I confess to having been deeply sceptical when I read an appeal last week by a boss of a fund management firm (Schnider,Walter & Kollegen)  to make it an obligation for fund managers to invest personally in the funds they manage. For Mr Walter, the notion that having some ‘skin in the game’ makes for better investment decision-making is so self-evident it barely needs defending. Nevertheless, the article cites a Morningstar study from 2010 that revealed above-average performances among funds where the manager held a personal stake.  For many, it feels intuitively correct to oblige fund managers to ‘eat their own cooking’ in order to ensure their interests are aligned with those who entrust them with their money. However, is personal investment by the fund’s management one of those solutions to a complex problem that Einstein[1]  so liked to criticise: the one that is clear, simple, and wrong?

To start with, there are numerous examples of disastrous decision-making by people who were personally invested. Take Lehman Brothers, the investment bank driven to bankruptcy by a CEO, Richard Fuld, who held 10.9 million shares. Indeed, the company was very widely- owned by its employees. Executives, directors and rank-and-file owned a quarter of the firm when it hit the wall in 2008, many of them falsely reassured by the knowledge the man at the top had skin-in-the-game. They lost over $10bn in that frightful year; Fuld lost $700m of his personal wealth. Yes, interests were aligned, but the outcome was not the one investors hoped for. It is not clear whether the superior fund performances claimed by Morningstar were because of the managers’ personal stake; the causality could have been in the opposite direction, or both observations could have been caused by an unknown third factor, for example, a specific corporate culture. Nor is it clear whether the researchers controlled for survivorship bias. In any case, the desirability of skin-in-the-game is not as self-evident as Walter claims.

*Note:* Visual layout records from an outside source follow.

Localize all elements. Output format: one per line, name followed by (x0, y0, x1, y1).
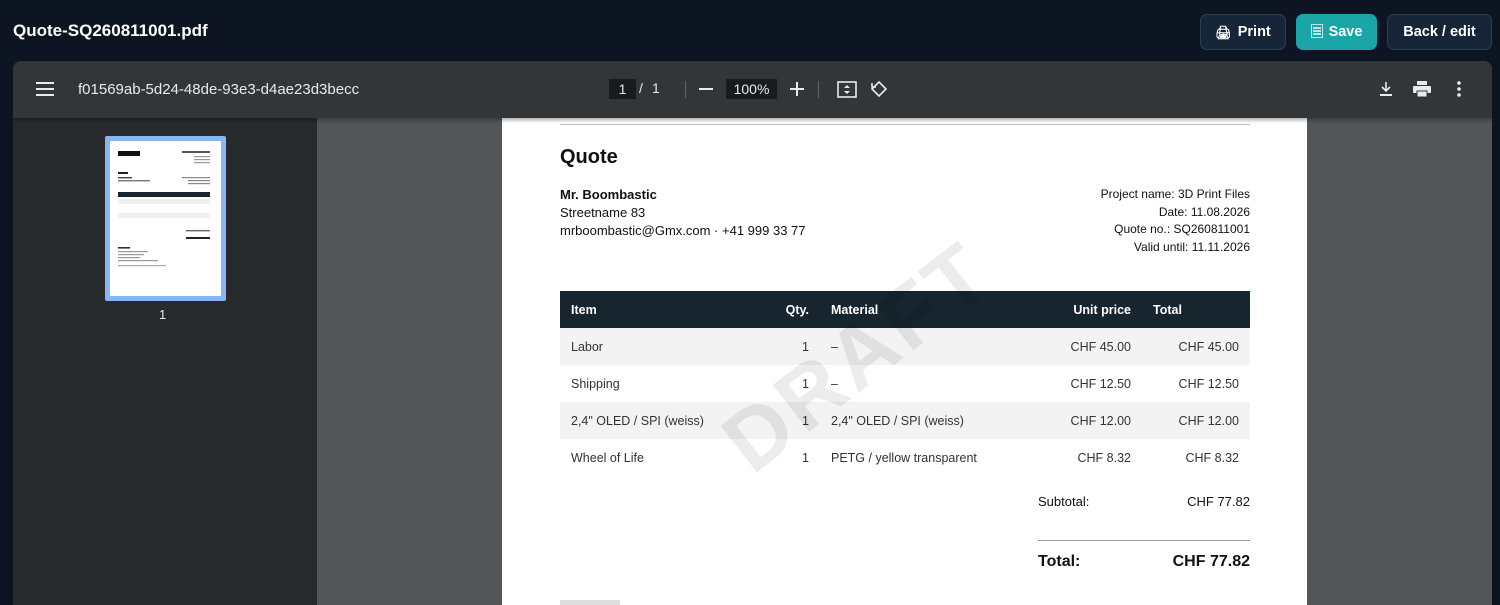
page-thumbnail[interactable] (105, 136, 226, 301)
quote-date: Date: 11.08.2026 (1158, 204, 1250, 219)
cell-unit-price: CHF 8.32 (1077, 450, 1132, 465)
pdf-viewer: f01569ab-5d24-48de-93e3-d4ae23d3becc / 1 (13, 61, 1492, 605)
app-header: Quote-SQ260811001.pdf 🖨 Print Save Back … (0, 0, 1500, 62)
total-rule (1038, 540, 1250, 541)
page-separator: / (639, 80, 643, 96)
zoom-input[interactable] (726, 79, 777, 99)
pdf-page: Quote Mr. Boombastic Streetname 83 mrboo… (502, 118, 1307, 605)
cell-unit-price: CHF 12.50 (1070, 376, 1131, 391)
thumbnail-preview (110, 141, 221, 296)
cell-qty: 1 (740, 402, 820, 439)
header-unit-price: Unit price (1030, 291, 1142, 328)
print-button-label: Print (1237, 24, 1271, 40)
cell-item: 2,4" OLED / SPI (weiss) (560, 402, 740, 439)
save-icon (1309, 23, 1324, 40)
cell-qty: 1 (740, 328, 820, 365)
download-icon[interactable] (1374, 77, 1398, 101)
table-row: Wheel of Life 1 PETG / yellow transparen… (560, 439, 1250, 476)
cell-item: Shipping (571, 376, 620, 391)
header-material: Material (820, 291, 1030, 328)
subtotal-value: CHF 77.82 (1187, 494, 1250, 509)
thumbnail-page-number: 1 (159, 307, 167, 322)
fit-page-icon[interactable] (835, 77, 859, 101)
save-button[interactable]: Save (1296, 14, 1377, 50)
menu-icon[interactable] (33, 77, 57, 101)
table-row: Shipping 1 – CHF 12.50 CHF 12.50 (560, 365, 1250, 402)
document-id: f01569ab-5d24-48de-93e3-d4ae23d3becc (78, 81, 360, 98)
file-title: Quote-SQ260811001.pdf (13, 21, 208, 40)
header-qty: Qty. (740, 291, 820, 328)
header-total: Total (1142, 291, 1250, 328)
client-name: Mr. Boombastic (560, 187, 657, 202)
cell-total: CHF 12.00 (1142, 402, 1250, 439)
cell-material: PETG / yellow transparent (831, 450, 977, 465)
page-number-input[interactable] (609, 79, 636, 99)
line-items-table: Item Qty. Material Unit price Total Labo… (560, 291, 1250, 476)
rotate-icon[interactable] (867, 77, 891, 101)
table-row: 2,4" OLED / SPI (weiss) 1 2,4" OLED / SP… (560, 402, 1250, 439)
header-item: Item (560, 291, 740, 328)
cell-item: Labor (560, 328, 740, 365)
cell-material: 2,4" OLED / SPI (weiss) (820, 402, 1030, 439)
more-vert-icon[interactable] (1447, 77, 1471, 101)
toolbar-divider (818, 81, 819, 98)
document-title: Quote (560, 146, 618, 168)
table-row: Labor 1 – CHF 45.00 CHF 45.00 (560, 328, 1250, 365)
total-label: Total: (1038, 553, 1081, 570)
cell-item: Wheel of Life (571, 450, 644, 465)
cell-total: CHF 12.50 (1178, 376, 1239, 391)
table-header-row: Item Qty. Material Unit price Total (560, 291, 1250, 328)
cell-qty: 1 (802, 376, 809, 391)
thumbnail-sidebar: 1 (13, 118, 317, 605)
cell-total: CHF 8.32 (1185, 450, 1240, 465)
print-icon[interactable] (1410, 77, 1434, 101)
client-street: Streetname 83 (560, 205, 646, 220)
back-edit-button-label: Back / edit (1403, 24, 1476, 40)
total-value: CHF 77.82 (1172, 553, 1250, 570)
page-viewport[interactable]: Quote Mr. Boombastic Streetname 83 mrboo… (317, 118, 1492, 605)
back-edit-button[interactable]: Back / edit (1387, 14, 1492, 50)
total-pages: 1 (652, 80, 660, 96)
cell-total: CHF 45.00 (1142, 328, 1250, 365)
save-button-label: Save (1328, 24, 1363, 40)
zoom-out-icon[interactable] (694, 77, 718, 101)
quote-number: Quote no.: SQ260811001 (1114, 222, 1250, 236)
remarks-heading-peek (560, 600, 620, 605)
cell-material: – (820, 328, 1030, 365)
quote-meta: Project name: 3D Print Files Date: 11.08… (1101, 186, 1250, 256)
subtotal-label: Subtotal: (1038, 494, 1090, 509)
viewer-toolbar: f01569ab-5d24-48de-93e3-d4ae23d3becc / 1 (13, 61, 1492, 118)
top-rule (560, 124, 1250, 125)
valid-until: Valid until: 11.11.2026 (1133, 239, 1250, 254)
project-name: Project name: 3D Print Files (1100, 187, 1250, 201)
printer-icon: 🖨 (1215, 24, 1232, 40)
client-contact: mrboombastic@Gmx.com · +41 999 33 77 (560, 223, 806, 238)
zoom-in-icon[interactable] (785, 77, 809, 101)
toolbar-divider (685, 81, 686, 98)
client-address: Mr. Boombastic Streetname 83 mrboombasti… (560, 186, 806, 240)
cell-material: – (831, 376, 838, 391)
cell-unit-price: CHF 45.00 (1030, 328, 1142, 365)
cell-qty: 1 (802, 450, 809, 465)
print-button[interactable]: 🖨 Print (1200, 14, 1286, 50)
cell-unit-price: CHF 12.00 (1030, 402, 1142, 439)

I cannot get away from the thought that skin-in the-game is no more than a fast and frugal way to evaluate a fund or its manager without having to go to the trouble of doing a thorough due diligence. Instead of investigating the manager’s philosophy, methodology and discipline, skin-in-the-game advocates seem simply to want to have a rough-and-ready measure to determine whether the fund is good or not, a bit like ‘past performance’. If it ever becomes an obligation, a similar caveat will need to be attached: the fund manager’s personal stake is no guarantee of superior future returns.